Yeah. This just in. You are looking at obviously a very disturbing live shot there. That is the World Trade Center, and we have unconfirmed reports this morning that a plane has crashed into one of the towers of the World Trade Center. CNN Center right now is just beginning to work on this story, obviously calling our sources and trying to figure out exactly what happened, but clearly something relatively devastating happening this morning there on the south end of the island of Manhattan. That is once again, a picture of one of the towers of the World Trade Center.

Less than two months after Lin reported the news of the September 11 attacks, she traveled to Pakistan to report on numerous topics for CNN, including Afghan refugees in the country.

===Later career===
In 2007, Lin became a visiting lecturer at the USC Annenberg School for Communication and Journalism.

In 2012, Lin joined the Los Angeles County Probation Department as a spokesperson. In 2015, she moved to the Los Angeles County Sheriff's Department to direct their strategic communications unit. In 2018, due to a change in administration, she took a position as senior advisor to the chief executive officer of Los Angeles County. Lin retired from the county in 2021.

==Awards and honors==
Lin's journalism had been praised by numerous media critics, including Jon Friedman of MarketWatch, who cited how she handled the news of the death of her former ABC News colleague Peter Jennings. Friedman first noted "CNN distinguished itself by sticking to the story and giving a balanced picture of Jennings' career -- thanks in large part to Lin's composure," and went on to write that Lin "was steady, thoughtful and, most of all, reliable -- the essential quality for any journalist working under pressure."

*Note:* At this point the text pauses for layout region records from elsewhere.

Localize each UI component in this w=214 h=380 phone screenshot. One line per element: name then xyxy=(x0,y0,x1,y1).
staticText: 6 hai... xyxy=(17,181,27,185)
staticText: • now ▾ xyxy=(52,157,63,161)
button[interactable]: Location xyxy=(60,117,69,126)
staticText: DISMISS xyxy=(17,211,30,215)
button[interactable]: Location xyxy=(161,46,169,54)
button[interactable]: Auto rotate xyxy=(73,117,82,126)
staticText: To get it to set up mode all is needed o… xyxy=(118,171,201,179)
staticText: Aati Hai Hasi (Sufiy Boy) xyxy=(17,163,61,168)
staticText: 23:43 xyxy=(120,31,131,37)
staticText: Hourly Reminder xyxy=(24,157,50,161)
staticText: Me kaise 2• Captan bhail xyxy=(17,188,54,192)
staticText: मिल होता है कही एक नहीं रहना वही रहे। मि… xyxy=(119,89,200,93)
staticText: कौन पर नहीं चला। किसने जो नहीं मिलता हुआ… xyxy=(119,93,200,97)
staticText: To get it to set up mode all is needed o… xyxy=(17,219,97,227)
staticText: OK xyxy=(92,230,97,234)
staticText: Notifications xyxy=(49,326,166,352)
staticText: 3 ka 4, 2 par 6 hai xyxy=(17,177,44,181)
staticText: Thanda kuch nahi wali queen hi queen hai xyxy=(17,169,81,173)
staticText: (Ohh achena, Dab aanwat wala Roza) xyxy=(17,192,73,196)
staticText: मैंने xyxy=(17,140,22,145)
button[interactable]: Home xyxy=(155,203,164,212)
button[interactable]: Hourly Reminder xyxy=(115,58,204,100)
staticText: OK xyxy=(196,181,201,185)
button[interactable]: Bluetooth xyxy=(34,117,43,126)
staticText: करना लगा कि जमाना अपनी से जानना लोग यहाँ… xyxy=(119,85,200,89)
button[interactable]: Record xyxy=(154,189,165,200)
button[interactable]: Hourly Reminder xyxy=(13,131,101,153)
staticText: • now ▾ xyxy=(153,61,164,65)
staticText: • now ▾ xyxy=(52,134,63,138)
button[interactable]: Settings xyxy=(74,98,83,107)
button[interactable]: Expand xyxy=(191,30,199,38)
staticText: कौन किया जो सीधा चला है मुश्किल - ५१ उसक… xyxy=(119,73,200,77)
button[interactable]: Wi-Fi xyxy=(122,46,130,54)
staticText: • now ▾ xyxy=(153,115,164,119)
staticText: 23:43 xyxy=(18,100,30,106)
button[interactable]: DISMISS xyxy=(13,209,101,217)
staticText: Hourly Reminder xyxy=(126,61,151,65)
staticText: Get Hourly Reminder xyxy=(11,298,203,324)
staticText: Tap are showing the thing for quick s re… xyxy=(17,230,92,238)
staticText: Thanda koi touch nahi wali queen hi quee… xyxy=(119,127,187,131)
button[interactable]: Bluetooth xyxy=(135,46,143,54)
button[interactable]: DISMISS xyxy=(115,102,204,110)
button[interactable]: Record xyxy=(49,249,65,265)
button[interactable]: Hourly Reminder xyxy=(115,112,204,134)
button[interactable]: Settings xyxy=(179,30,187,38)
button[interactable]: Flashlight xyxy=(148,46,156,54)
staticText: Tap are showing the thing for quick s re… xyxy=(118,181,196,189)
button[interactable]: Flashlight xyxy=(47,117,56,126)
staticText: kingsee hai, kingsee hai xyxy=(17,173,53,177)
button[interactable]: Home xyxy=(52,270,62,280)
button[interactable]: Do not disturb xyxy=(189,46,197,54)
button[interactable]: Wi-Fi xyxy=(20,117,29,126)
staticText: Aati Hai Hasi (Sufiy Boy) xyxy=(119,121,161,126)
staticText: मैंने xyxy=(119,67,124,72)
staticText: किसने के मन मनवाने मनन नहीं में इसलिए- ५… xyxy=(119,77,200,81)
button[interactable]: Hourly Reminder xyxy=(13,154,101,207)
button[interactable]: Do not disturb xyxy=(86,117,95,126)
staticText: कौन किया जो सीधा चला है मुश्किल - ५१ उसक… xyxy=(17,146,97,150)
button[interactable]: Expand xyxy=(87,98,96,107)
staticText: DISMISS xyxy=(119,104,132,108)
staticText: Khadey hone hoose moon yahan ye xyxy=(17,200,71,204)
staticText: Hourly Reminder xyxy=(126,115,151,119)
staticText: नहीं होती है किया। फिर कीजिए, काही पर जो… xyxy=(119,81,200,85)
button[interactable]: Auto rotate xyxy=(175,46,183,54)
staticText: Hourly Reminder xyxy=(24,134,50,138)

Lin has been honored with numerous awards for her work, including three Los Angeles Press Club Awards. Lin was also the first recipient of the National IMAGE Award by the Organization of Chinese Americans.

==Personal life==
Lin's husband, William Robinson, an eight-time Emmy Award-winning news producer, died of cancer in 2003. They had one child, who attended the University of California, Berkeley and studied Art Practice and Media Studies, with a minor in Journalism. In February 2009, Lin married Mike Dowling, then UCLA assistant athletic director of operations.